Now that we’re done with strings, let’s make a quick summary:

  • String Multiple strings are concatenated
  • The actual value of the string is an array of byte[], which is allowed when the string is empty (a := “”). Since the actual value is [], which represents an array with no elements, no error is reported
  • The Unicode UTF-8 format converts the resulting characters into numbers and stores them in bytes, which are then stored in arrays. Byte [] can then be converted to and from a string using UTF-8 format.

Byte characters, rune characters, and string characters are all described in this chapter. (Characters and strings in Java are essentially the same, but before Java9 String used char[] arrays to store strings and after Java9 byte[] arrays to store strings)

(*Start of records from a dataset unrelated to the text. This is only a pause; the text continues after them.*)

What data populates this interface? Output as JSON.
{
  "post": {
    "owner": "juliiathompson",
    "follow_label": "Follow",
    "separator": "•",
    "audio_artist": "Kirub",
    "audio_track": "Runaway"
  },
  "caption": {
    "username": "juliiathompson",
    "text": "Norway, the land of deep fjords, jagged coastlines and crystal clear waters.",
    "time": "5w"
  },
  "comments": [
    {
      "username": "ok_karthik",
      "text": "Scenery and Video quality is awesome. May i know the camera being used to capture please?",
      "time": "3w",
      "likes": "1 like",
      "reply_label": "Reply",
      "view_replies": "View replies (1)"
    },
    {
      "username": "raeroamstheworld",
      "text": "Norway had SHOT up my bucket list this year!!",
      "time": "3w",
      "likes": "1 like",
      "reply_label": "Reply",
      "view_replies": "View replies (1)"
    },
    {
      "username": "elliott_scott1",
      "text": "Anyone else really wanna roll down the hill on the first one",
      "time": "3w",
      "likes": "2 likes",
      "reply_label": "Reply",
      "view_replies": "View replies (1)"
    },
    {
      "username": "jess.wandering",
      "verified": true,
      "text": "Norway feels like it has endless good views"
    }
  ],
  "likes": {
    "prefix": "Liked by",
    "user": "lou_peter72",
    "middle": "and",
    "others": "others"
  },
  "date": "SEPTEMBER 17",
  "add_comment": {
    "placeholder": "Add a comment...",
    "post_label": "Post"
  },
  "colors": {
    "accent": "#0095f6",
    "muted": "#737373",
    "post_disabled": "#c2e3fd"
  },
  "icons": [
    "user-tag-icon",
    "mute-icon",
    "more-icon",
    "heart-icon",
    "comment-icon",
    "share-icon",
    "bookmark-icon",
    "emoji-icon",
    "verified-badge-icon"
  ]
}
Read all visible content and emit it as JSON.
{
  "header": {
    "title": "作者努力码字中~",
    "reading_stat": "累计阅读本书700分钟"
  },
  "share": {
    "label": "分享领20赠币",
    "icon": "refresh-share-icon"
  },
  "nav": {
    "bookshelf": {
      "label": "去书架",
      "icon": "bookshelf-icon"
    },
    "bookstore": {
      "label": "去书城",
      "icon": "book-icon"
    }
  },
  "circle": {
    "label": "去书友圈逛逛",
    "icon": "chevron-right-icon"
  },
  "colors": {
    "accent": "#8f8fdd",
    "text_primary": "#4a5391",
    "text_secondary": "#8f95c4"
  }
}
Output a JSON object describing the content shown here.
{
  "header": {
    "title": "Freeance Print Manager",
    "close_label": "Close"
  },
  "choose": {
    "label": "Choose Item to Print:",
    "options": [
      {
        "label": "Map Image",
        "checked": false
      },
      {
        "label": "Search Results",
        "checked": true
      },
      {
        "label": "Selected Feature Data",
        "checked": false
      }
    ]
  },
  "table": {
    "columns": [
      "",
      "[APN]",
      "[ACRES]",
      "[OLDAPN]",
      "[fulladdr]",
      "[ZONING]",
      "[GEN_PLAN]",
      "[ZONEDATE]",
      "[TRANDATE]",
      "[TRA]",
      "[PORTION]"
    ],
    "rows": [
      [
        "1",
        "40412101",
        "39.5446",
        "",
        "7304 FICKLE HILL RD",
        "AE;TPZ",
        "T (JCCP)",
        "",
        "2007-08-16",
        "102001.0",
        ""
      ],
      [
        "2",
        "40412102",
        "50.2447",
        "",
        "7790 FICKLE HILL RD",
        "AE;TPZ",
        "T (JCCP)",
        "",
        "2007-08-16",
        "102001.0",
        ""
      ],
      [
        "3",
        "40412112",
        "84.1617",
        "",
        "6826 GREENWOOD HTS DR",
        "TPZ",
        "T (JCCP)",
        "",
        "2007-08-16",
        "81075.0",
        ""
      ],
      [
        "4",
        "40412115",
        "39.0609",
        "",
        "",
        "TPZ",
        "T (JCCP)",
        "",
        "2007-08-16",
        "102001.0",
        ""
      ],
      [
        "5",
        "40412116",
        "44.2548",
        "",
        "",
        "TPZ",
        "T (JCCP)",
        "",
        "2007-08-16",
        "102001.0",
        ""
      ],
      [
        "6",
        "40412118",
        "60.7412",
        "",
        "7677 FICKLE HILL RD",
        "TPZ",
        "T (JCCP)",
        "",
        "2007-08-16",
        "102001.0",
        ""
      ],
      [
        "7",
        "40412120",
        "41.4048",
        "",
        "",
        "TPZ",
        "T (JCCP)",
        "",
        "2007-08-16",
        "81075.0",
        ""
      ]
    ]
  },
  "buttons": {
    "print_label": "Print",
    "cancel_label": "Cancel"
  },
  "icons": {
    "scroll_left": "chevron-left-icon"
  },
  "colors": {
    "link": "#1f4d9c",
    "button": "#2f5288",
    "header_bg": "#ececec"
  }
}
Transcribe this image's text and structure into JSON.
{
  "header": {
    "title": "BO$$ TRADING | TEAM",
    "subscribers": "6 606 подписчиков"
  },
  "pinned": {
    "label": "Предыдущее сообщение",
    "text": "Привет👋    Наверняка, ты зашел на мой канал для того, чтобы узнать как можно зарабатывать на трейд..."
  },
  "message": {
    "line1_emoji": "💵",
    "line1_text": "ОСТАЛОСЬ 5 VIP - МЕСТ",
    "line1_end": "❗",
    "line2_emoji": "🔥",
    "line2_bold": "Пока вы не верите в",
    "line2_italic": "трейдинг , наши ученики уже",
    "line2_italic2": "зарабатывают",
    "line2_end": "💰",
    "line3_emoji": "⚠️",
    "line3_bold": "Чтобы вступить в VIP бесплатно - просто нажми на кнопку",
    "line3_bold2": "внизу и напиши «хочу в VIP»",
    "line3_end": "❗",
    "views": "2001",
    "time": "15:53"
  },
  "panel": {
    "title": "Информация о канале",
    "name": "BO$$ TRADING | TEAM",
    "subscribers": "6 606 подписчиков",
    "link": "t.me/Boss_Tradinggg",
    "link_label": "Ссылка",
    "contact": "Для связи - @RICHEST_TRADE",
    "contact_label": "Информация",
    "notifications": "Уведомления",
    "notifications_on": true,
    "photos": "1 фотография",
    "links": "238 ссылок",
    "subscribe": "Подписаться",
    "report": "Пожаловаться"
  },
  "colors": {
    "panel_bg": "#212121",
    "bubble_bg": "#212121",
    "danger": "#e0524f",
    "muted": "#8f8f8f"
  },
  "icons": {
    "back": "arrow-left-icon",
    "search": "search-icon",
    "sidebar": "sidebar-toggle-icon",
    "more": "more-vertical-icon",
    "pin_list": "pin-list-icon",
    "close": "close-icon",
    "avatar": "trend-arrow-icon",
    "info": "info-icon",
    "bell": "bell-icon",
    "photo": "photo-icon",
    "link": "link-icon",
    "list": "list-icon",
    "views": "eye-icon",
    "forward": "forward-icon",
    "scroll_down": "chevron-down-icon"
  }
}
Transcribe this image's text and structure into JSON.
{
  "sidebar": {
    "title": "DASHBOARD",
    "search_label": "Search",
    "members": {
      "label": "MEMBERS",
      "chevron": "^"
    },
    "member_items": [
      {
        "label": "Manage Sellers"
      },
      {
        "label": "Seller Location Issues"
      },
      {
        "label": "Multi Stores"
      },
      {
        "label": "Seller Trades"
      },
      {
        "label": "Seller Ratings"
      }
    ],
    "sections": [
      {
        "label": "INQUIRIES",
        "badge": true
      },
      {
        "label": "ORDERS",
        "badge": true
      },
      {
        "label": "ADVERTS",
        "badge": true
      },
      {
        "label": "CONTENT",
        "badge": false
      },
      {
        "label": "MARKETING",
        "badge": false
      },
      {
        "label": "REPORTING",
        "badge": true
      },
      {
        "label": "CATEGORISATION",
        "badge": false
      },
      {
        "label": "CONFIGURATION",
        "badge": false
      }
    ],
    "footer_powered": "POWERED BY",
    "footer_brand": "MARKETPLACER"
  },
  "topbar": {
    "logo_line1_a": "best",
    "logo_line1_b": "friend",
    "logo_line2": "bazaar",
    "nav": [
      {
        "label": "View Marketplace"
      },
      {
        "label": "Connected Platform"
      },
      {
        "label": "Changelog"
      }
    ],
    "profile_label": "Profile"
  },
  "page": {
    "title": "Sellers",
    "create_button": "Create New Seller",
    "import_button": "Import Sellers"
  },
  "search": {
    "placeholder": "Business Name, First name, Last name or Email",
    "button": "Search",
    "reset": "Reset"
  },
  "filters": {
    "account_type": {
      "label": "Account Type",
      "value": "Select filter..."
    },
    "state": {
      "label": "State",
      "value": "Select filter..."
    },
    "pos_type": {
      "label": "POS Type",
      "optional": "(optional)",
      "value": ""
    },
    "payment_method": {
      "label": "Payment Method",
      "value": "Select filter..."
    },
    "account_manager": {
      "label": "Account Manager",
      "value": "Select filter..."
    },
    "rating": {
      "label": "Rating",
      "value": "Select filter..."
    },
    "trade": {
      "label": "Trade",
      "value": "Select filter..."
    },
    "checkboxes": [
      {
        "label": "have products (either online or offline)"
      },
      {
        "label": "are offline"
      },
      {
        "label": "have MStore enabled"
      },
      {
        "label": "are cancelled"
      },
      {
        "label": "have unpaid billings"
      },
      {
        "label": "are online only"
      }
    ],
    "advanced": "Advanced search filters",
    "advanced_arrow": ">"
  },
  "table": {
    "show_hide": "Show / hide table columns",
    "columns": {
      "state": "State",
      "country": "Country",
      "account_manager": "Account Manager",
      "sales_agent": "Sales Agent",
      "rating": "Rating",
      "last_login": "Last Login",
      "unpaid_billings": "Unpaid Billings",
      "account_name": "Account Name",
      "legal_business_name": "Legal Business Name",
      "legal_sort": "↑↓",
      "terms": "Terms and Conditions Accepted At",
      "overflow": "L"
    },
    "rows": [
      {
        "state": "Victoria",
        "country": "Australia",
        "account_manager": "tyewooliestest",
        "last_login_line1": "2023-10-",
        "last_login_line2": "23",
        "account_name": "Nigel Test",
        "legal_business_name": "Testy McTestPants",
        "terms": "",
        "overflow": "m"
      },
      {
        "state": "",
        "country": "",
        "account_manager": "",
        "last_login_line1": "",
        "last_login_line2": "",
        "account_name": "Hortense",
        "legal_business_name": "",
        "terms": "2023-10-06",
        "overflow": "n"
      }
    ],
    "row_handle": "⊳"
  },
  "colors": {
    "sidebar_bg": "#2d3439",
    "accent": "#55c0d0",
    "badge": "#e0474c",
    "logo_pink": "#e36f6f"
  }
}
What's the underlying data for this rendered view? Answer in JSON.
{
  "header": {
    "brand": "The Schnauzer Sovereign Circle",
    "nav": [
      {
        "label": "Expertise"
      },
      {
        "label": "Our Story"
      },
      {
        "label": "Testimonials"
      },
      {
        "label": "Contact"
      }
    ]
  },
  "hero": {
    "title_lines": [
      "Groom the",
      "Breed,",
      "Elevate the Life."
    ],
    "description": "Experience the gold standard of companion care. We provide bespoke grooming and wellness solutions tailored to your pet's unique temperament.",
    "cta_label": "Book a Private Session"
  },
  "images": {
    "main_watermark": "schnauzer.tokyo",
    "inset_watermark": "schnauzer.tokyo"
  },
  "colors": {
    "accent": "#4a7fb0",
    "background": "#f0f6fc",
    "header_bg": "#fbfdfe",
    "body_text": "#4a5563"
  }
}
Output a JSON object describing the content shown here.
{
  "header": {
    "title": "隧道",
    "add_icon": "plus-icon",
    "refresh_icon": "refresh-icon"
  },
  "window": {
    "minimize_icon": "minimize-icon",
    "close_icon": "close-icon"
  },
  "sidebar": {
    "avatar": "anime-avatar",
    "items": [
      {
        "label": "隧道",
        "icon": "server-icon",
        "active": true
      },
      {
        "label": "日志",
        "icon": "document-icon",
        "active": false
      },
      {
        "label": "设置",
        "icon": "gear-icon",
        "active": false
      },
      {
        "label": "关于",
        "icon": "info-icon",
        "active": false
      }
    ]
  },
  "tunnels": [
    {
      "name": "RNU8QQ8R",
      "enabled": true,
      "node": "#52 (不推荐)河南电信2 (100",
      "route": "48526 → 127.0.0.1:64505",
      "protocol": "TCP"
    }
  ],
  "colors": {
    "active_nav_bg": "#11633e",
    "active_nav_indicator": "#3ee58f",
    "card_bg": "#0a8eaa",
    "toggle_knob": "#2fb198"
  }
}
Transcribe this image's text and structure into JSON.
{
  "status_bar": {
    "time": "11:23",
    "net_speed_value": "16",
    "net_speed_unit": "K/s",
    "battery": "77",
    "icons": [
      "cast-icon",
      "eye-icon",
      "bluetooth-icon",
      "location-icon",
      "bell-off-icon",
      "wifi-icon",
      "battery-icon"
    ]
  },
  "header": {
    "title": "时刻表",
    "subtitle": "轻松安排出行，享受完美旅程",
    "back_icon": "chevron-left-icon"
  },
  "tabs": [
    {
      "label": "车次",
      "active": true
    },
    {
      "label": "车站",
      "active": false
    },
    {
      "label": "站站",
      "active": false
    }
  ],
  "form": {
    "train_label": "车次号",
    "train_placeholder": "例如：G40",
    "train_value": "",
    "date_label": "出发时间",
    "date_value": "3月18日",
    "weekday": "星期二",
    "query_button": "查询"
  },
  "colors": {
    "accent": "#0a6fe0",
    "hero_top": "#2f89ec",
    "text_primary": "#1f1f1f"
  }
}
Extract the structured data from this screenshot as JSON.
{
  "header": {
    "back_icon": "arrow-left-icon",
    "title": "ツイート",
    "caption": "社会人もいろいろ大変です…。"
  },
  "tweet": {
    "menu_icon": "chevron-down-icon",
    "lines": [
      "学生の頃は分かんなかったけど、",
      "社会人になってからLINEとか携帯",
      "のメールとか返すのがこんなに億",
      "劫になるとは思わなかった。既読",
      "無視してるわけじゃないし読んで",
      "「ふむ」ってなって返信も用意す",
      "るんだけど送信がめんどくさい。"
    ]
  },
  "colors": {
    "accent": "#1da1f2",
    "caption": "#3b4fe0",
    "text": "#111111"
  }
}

Bool Indicates the Boolean type

This is the simplest data type that has only two fixed values, the keywords true and false. The default is false.

// Boolean variables
t := true
f := false
fmt.Println(t)
fmt.Println(f)
/* Output: true false */

// Create a variable and assign 0
var a int32 = 0

// if the condition is not fixed, t=false
t = a == 1
// if true, f=true
f = a == 0
fmt.Println(t)
fmt.Println(f)
/* Output: false true */
Copy the code

If a is equal to 1, the two equals signs are equal to each other. A is equal to 1, an equal sign, is an assignment, as we said before; ! Exclamation mark, that’s the opposite, 0! = 1 means that 0 is not equal to 1, so this condition is true, so this condition is true; I’m just going to talk a little bit about these symbols, and I’m going to talk about them in more detail, but you just need to know how to use them.

Bool values are fixed true and false, and we assign values true if true (1 == 1) and false if false (0 > 1).

So, in memory, false(0000 0000) and true (0000 0001) are false(0000 0000) and true (0000 0001). While their binary numbers correspond to our decimal numbers of 0 and 1, our bool only converts true and false, and restricts us from using integers to compare bool (t == 0 raises an error). So our bool type is different from other languages and cannot be directly compared with a numeric bool (true == 1 is allowed in the Java language).

Bool type:

  • Storage uses 1 byte to store fixed values 0 and 1
  • The value is fixed to true(1) and false(0), although the actual values stored by bool are 0 and 1, they cannot be compared to bool

Now that we’re done with basic data types, the next chapter begins with content arrays.